[Quotes and Insights #25]
A persistent myth holds that Marx and Engels had unlimited faith in humanity’s ability to conquer nature and create ever more abundance — and no interest in sustainability or ecology. The myth falls apart when we examine what they actually wrote.
“Let us not, however, flatter ourselves overmuch on account of our human victories over nature. For each such victory nature takes its revenge on us. Each victory, it is true, in the first place brings about the results we expected, but in the second and third places it has quite different, unforeseen effects which only too often cancel the first.
“The people who, in Mesopotamia, Greece, Asia Minor and elsewhere, destroyed the forests to obtain cultivable land, never dreamed that by removing along with the forests the collecting centres and reservoirs of moisture they were laying the basis for the present forlorn state of those countries.
“When the Italians of the Alps used up the pine forests on the southern slopes, so carefully cherished on the northern slopes, they had no inkling that by doing so they were cutting at the roots of the dairy industry in their region; they had still less inkling that they were thereby depriving their mountain springs of water for the greater part of the year, and making it possible for them to pour still more furious torrents on the plains during the rainy seasons.
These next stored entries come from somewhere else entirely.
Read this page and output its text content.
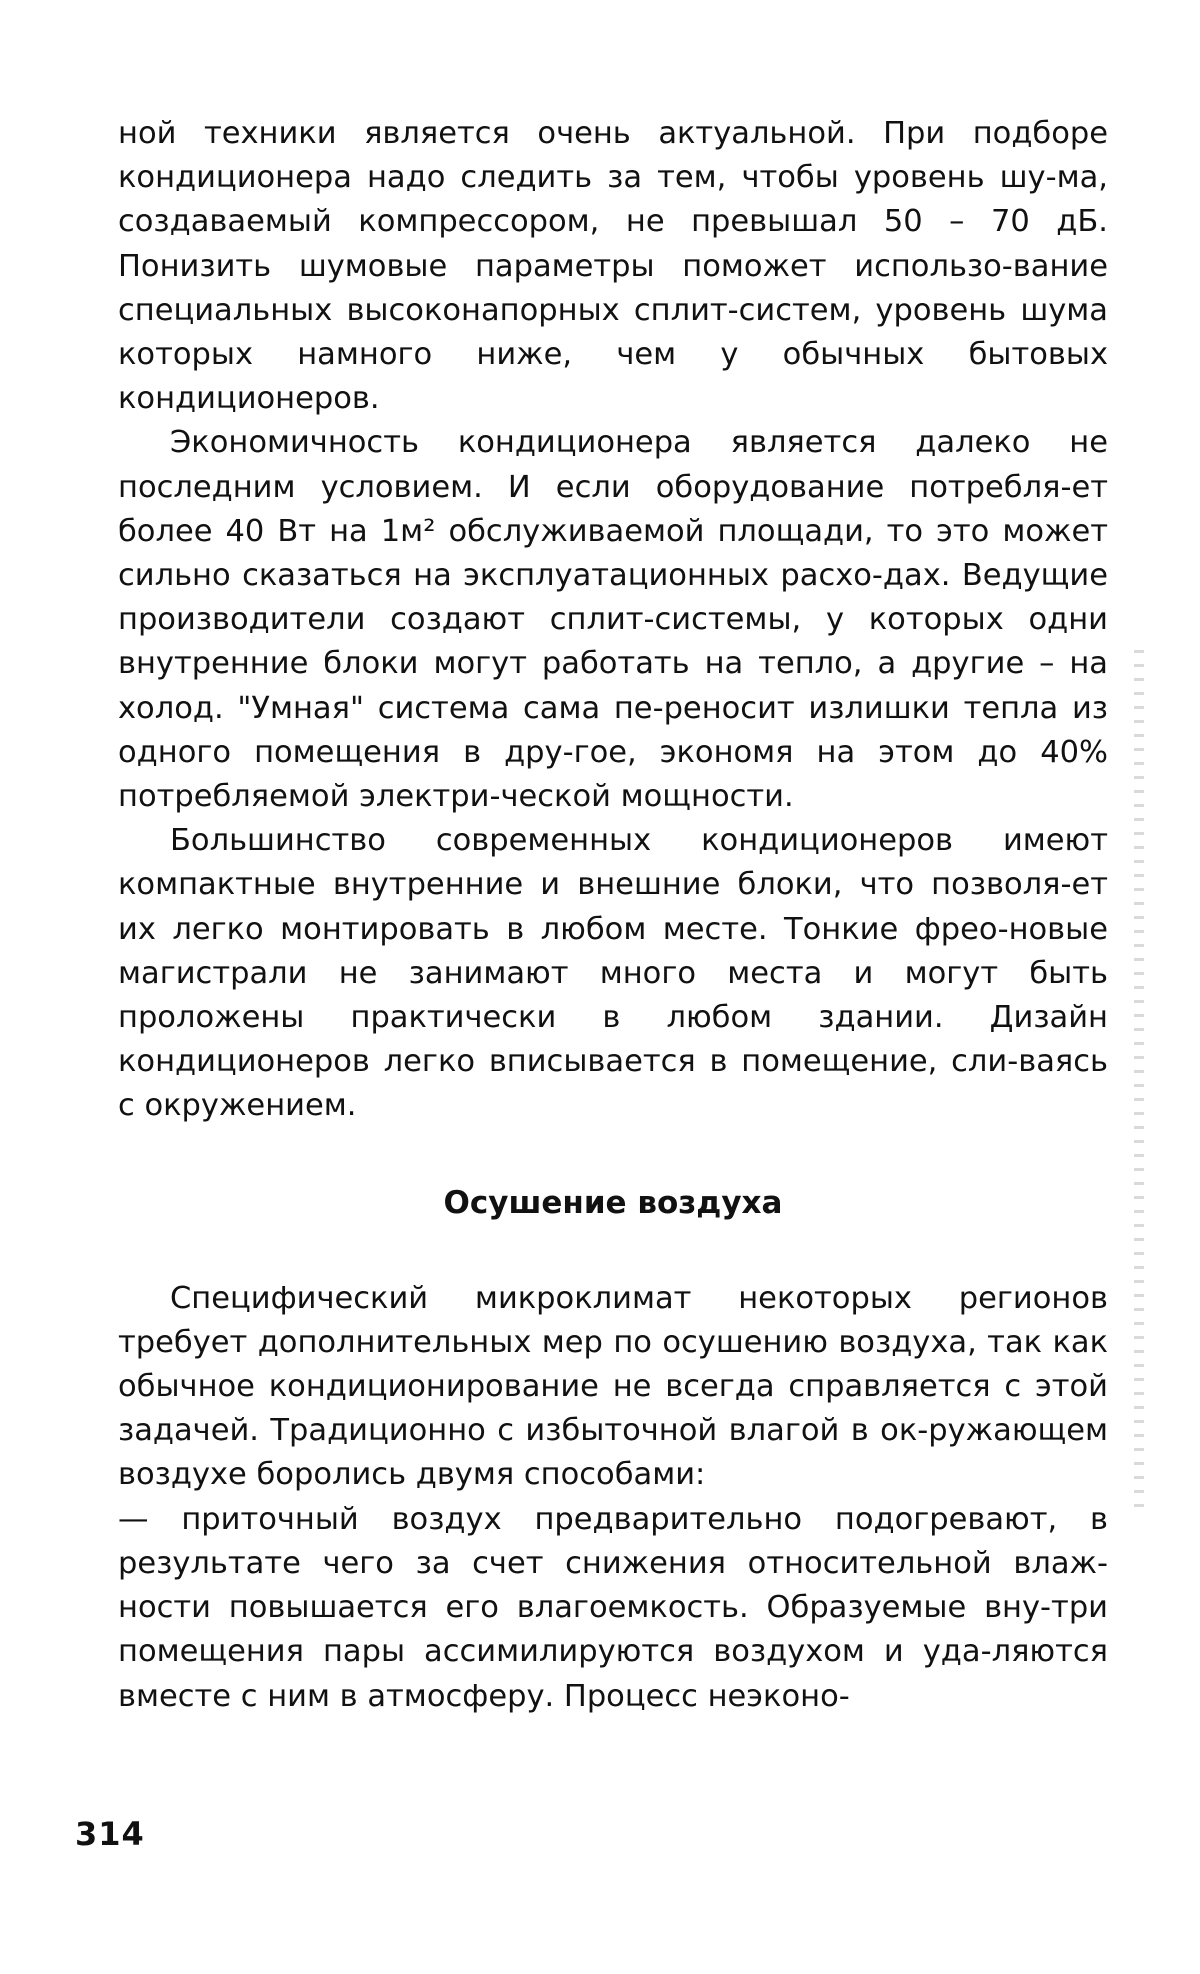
ной техники является очень актуальной. При подборе кондиционера надо следить за тем, чтобы уровень шу-ма, создаваемый компрессором, не превышал 50 – 70 дБ. Понизить шумовые параметры поможет использо-вание специальных высоконапорных сплит-систем, уровень шума которых намного ниже, чем у обычных бытовых кондиционеров.

Экономичность кондиционера является далеко не последним условием. И если оборудование потребля-ет более 40 Вт на 1м² обслуживаемой площади, то это может сильно сказаться на эксплуатационных расхо-дах. Ведущие производители создают сплит-системы, у которых одни внутренние блоки могут работать на тепло, а другие – на холод. "Умная" система сама пе-реносит излишки тепла из одного помещения в дру-гое, экономя на этом до 40% потребляемой электри-ческой мощности.

Большинство современных кондиционеров имеют компактные внутренние и внешние блоки, что позволя-ет их легко монтировать в любом месте. Тонкие фрео-новые магистрали не занимают много места и могут быть проложены практически в любом здании. Дизайн кондиционеров легко вписывается в помещение, сли-ваясь с окружением.

Осушение воздуха

Специфический микроклимат некоторых регионов требует дополнительных мер по осушению воздуха, так как обычное кондиционирование не всегда справляется с этой задачей. Традиционно с избыточной влагой в ок-ружающем воздухе боролись двумя способами:

— приточный воздух предварительно подогревают, в результате чего за счет снижения относительной влаж-ности повышается его влагоемкость. Образуемые вну-три помещения пары ассимилируются воздухом и уда-ляются вместе с ним в атмосферу. Процесс неэконо-

314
“Those who spread the potato in Europe were not aware that with these farinaceous tubers they were at the same time spreading scrofula.
“Thus at every step we are reminded that we by no means rule over nature like a conqueror over a foreign people, like someone standing outside nature — but that we, with flesh, blood and brain, belong to nature, and exist in its midst, and that all our mastery of it consists in the fact that we have the advantage over all other creatures of being able to learn its laws and apply them correctly.”
— Friedrich Engels, The Part Played by Labor in the Transition from Ape to Man
Engels was wrong about scrofula and the potato, but the general point is still valid, no?